There are only small variations recognizable in the RNA granule dispersion of the various cell types.
The extrusion of the normoblast nucleus to form an erythrocyte, and a surviving nucleus covered by an excessively thin rim of cytoplasm, has been observed occasionally. Subsequent changes in the nuclear mass suggest that degenerative changes then occur rapidly, but the later phases of this have not been identified.
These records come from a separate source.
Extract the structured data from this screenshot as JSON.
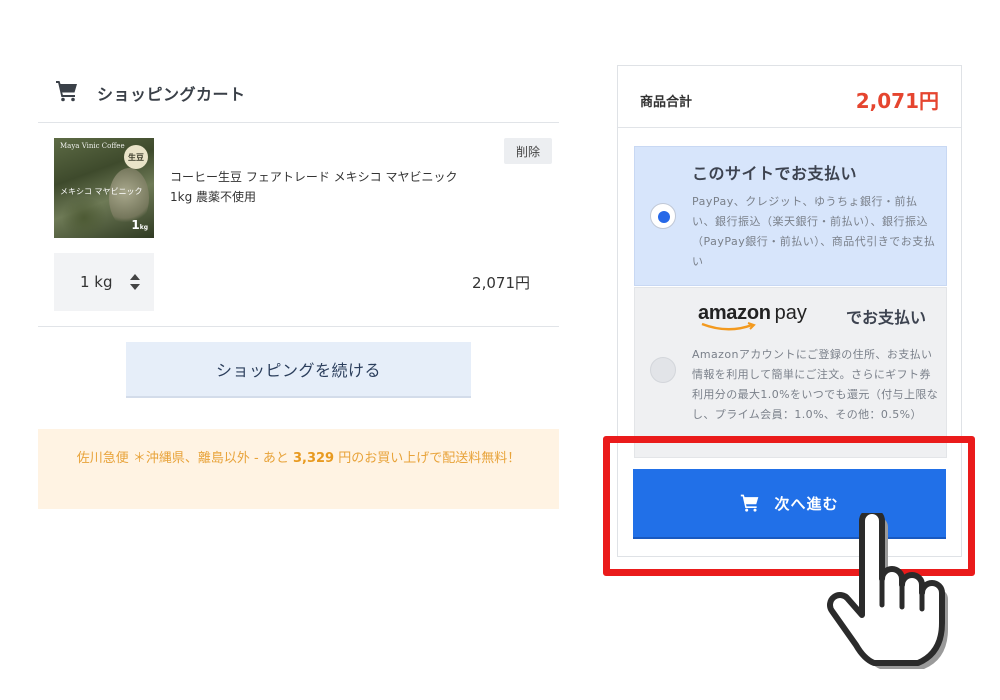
{
  "cart": {
    "title": "ショッピングカート",
    "icon": "cart-icon"
  },
  "product": {
    "image": {
      "brand_text": "Maya Vinic Coffee",
      "badge": "生豆",
      "name_on_image": "メキシコ マヤビニック",
      "weight_number": "1",
      "weight_unit": "kg"
    },
    "name_line1": "コーヒー生豆 フェアトレード メキシコ マヤビニック",
    "name_line2": "1kg 農薬不使用",
    "delete_label": "削除",
    "quantity": "1 kg",
    "price": "2,071円"
  },
  "continue_label": "ショッピングを続ける",
  "shipping_notice": {
    "prefix": "佐川急便 ＊沖縄県、離島以外 - あと ",
    "amount": "3,329",
    "suffix": " 円のお買い上げで配送料無料！"
  },
  "summary": {
    "subtotal_label": "商品合計",
    "subtotal_value": "2,071円",
    "subtotal_color": "#e5452f"
  },
  "payment_options": [
    {
      "title": "このサイトでお支払い",
      "description": "PayPay、クレジット、ゆうちょ銀行・前払い、銀行振込（楽天銀行・前払い）、銀行振込（PayPay銀行・前払い）、商品代引きでお支払い",
      "selected": true
    },
    {
      "logo_word": "amazon",
      "logo_pay": "pay",
      "title_suffix": "でお支払い",
      "description": "Amazonアカウントにご登録の住所、お支払い情報を利用して簡単にご注文。さらにギフト券利用分の最大1.0%をいつでも還元（付与上限なし、プライム会員：1.0%、その他：0.5%）",
      "selected": false
    }
  ],
  "next_button": {
    "label": "次へ進む",
    "icon": "cart-icon",
    "color": "#2170e8"
  },
  "colors": {
    "accent": "#2170e8",
    "highlight": "#ea1b1b",
    "notice_bg": "#fff3e3",
    "notice_text": "#e8a33a"
  }
}
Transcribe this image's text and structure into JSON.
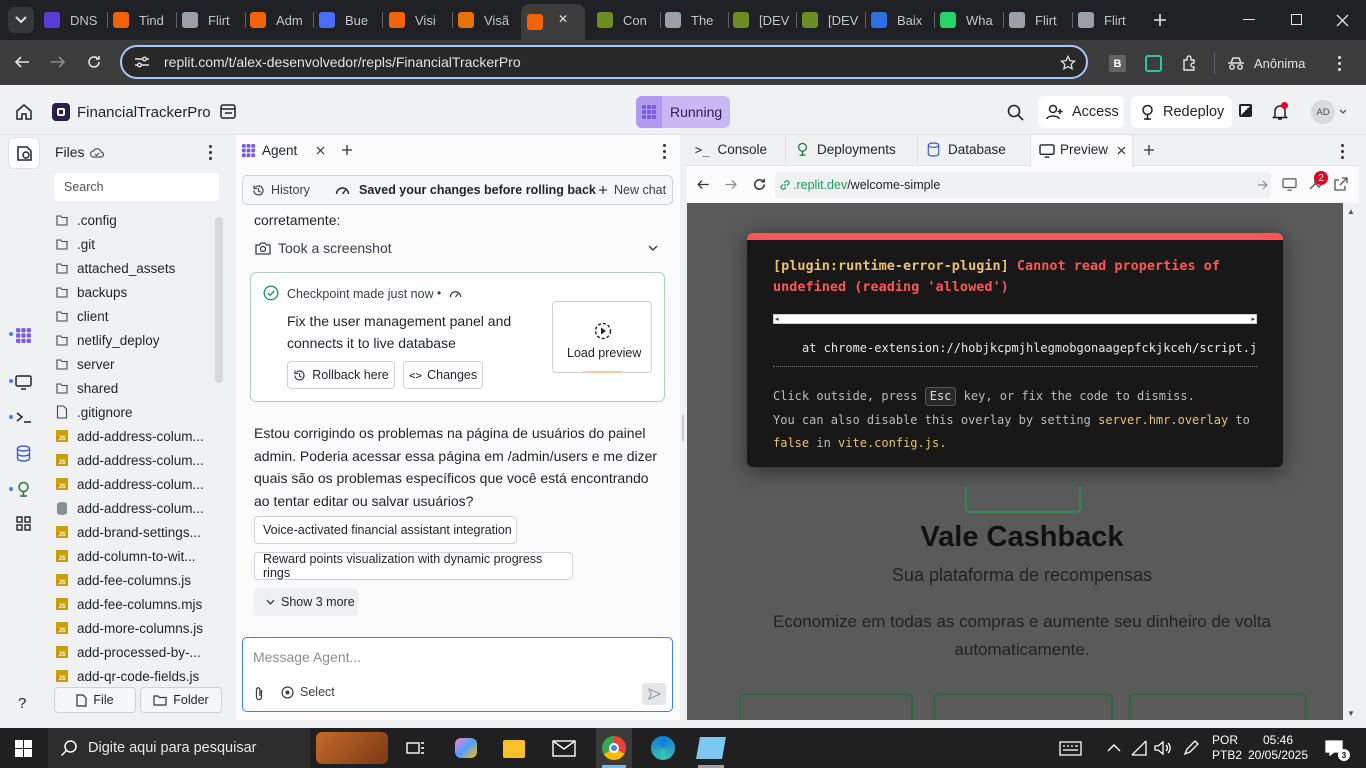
{
  "browser": {
    "tabs": [
      {
        "label": "DNS",
        "color": "#5b3bd6"
      },
      {
        "label": "Tind",
        "color": "#f26207"
      },
      {
        "label": "Flirt",
        "color": "#9aa0a6"
      },
      {
        "label": "Adm",
        "color": "#f26207"
      },
      {
        "label": "Bue",
        "color": "#4b6bfb"
      },
      {
        "label": "Visi",
        "color": "#f26207"
      },
      {
        "label": "Visã",
        "color": "#e8710a"
      },
      {
        "label": "",
        "color": "#f26207"
      },
      {
        "label": "Con",
        "color": "#6a8e23"
      },
      {
        "label": "The",
        "color": "#9aa0a6"
      },
      {
        "label": "[DEV",
        "color": "#6a8e23"
      },
      {
        "label": "[DEV",
        "color": "#6a8e23"
      },
      {
        "label": "Baix",
        "color": "#2f6fe4"
      },
      {
        "label": "Wha",
        "color": "#25d366"
      },
      {
        "label": "Flirt",
        "color": "#9aa0a6"
      },
      {
        "label": "Flirt",
        "color": "#9aa0a6"
      }
    ],
    "url": "replit.com/t/alex-desenvolvedor/repls/FinancialTrackerPro",
    "profile_label": "Anônima",
    "ext_badge": "B"
  },
  "replit": {
    "project_name": "FinancialTrackerPro",
    "status": "Running",
    "access_label": "Access",
    "redeploy_label": "Redeploy",
    "avatar": "AD"
  },
  "files": {
    "title": "Files",
    "search_placeholder": "Search",
    "items": [
      {
        "name": ".config",
        "type": "folder"
      },
      {
        "name": ".git",
        "type": "folder"
      },
      {
        "name": "attached_assets",
        "type": "folder"
      },
      {
        "name": "backups",
        "type": "folder"
      },
      {
        "name": "client",
        "type": "folder"
      },
      {
        "name": "netlify_deploy",
        "type": "folder"
      },
      {
        "name": "server",
        "type": "folder"
      },
      {
        "name": "shared",
        "type": "folder"
      },
      {
        "name": ".gitignore",
        "type": "file"
      },
      {
        "name": "add-address-colum...",
        "type": "js"
      },
      {
        "name": "add-address-colum...",
        "type": "js"
      },
      {
        "name": "add-address-colum...",
        "type": "js"
      },
      {
        "name": "add-address-colum...",
        "type": "db"
      },
      {
        "name": "add-brand-settings...",
        "type": "js"
      },
      {
        "name": "add-column-to-wit...",
        "type": "js"
      },
      {
        "name": "add-fee-columns.js",
        "type": "js"
      },
      {
        "name": "add-fee-columns.mjs",
        "type": "js"
      },
      {
        "name": "add-more-columns.js",
        "type": "js"
      },
      {
        "name": "add-processed-by-...",
        "type": "js"
      },
      {
        "name": "add-qr-code-fields.js",
        "type": "js"
      }
    ],
    "file_button": "File",
    "folder_button": "Folder"
  },
  "agent": {
    "tab_label": "Agent",
    "history_label": "History",
    "saved_notice": "Saved your changes before rolling back",
    "new_chat_label": "New chat",
    "partial_text": "corretamente:",
    "screenshot_label": "Took a screenshot",
    "checkpoint_label": "Checkpoint made just now",
    "checkpoint_desc": "Fix the user management panel and connects it to live database",
    "load_preview": "Load preview",
    "rollback_label": "Rollback here",
    "changes_label": "Changes",
    "message": "Estou corrigindo os problemas na página de usuários do painel admin. Poderia acessar essa página em /admin/users e me dizer quais são os problemas específicos que você está encontrando ao tentar editar ou salvar usuários?",
    "suggestions": [
      "Voice-activated financial assistant integration",
      "Reward points visualization with dynamic progress rings"
    ],
    "show_more": "Show 3 more",
    "input_placeholder": "Message Agent...",
    "select_label": "Select"
  },
  "panes": {
    "tabs": [
      "Console",
      "Deployments",
      "Database",
      "Preview"
    ]
  },
  "preview": {
    "url_host": ".replit.dev",
    "url_path": "/welcome-simple",
    "badge": "2",
    "error_plugin": "[plugin:runtime-error-plugin]",
    "error_message": "Cannot read properties of undefined (reading 'allowed')",
    "stack_line": "at chrome-extension://hobjkcpmjhlegmobgonaagepfckjkceh/script.js",
    "dismiss_text_1": "Click outside, press",
    "dismiss_key": "Esc",
    "dismiss_text_2": "key, or fix the code to dismiss.",
    "disable_text_1": "You can also disable this overlay by setting",
    "disable_setting": "server.hmr.overlay",
    "disable_text_2": "to",
    "disable_value": "false",
    "disable_text_3": "in",
    "disable_file": "vite.config.js.",
    "page_title": "Vale Cashback",
    "page_subtitle": "Sua plataforma de recompensas",
    "page_desc": "Economize em todas as compras e aumente seu dinheiro de volta automaticamente."
  },
  "taskbar": {
    "search_placeholder": "Digite aqui para pesquisar",
    "lang_1": "POR",
    "lang_2": "PTB2",
    "time": "05:46",
    "date": "20/05/2025"
  },
  "colors": {
    "replit_orange": "#f26207",
    "status_purple": "#c9b8f5",
    "error_red": "#ff5555",
    "error_yellow": "#e8c070",
    "overlay_bg": "#181818"
  }
}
Platelet cytoplasm has been compared with that of megakaryocytes. It is thought to be identical. Besides specific granules, it sometimes contains mitochondria and endoplasmic reticulum. The manner in which platelets are formed from megakaryocytes is discussed. A white thrombus is illustrated and discussed.
Isolated reticular cells are rare or nonexistent in hyperplastic marrow. So also are isolated reticular fibers. A few fibers occur with the reticuloendothelial lining of sinusoids, and more with larger vessels. Hypoplastic marrow which might show more reticular cells has not been studied for comparison.
Lymphocytes and monocytes have been observed, but a full discussion of these cells is postponed until lymphoid tissues have been studied.
Considerable attention has been given to the character of the sinusoidal lining. The reticuloendothelial cells have long protoplasmic processes which outline the wall structure, but which do not begin to make a complete wall covering. Cells of most juvenile types may be nakedly exposed to the circulating blood, and even bulge far into the lumen. The circulation is thus fundamentally open in character.
Intersinusoidal capillaries as defined by Doan, Cunningham and Sabin9 do not exist in this active mammalian red marrow. Studies of hypoplastic marrow unfortunately are not available for comparison.
Erythropoiesis occurs in extravascular spaces along with granulopoiesis.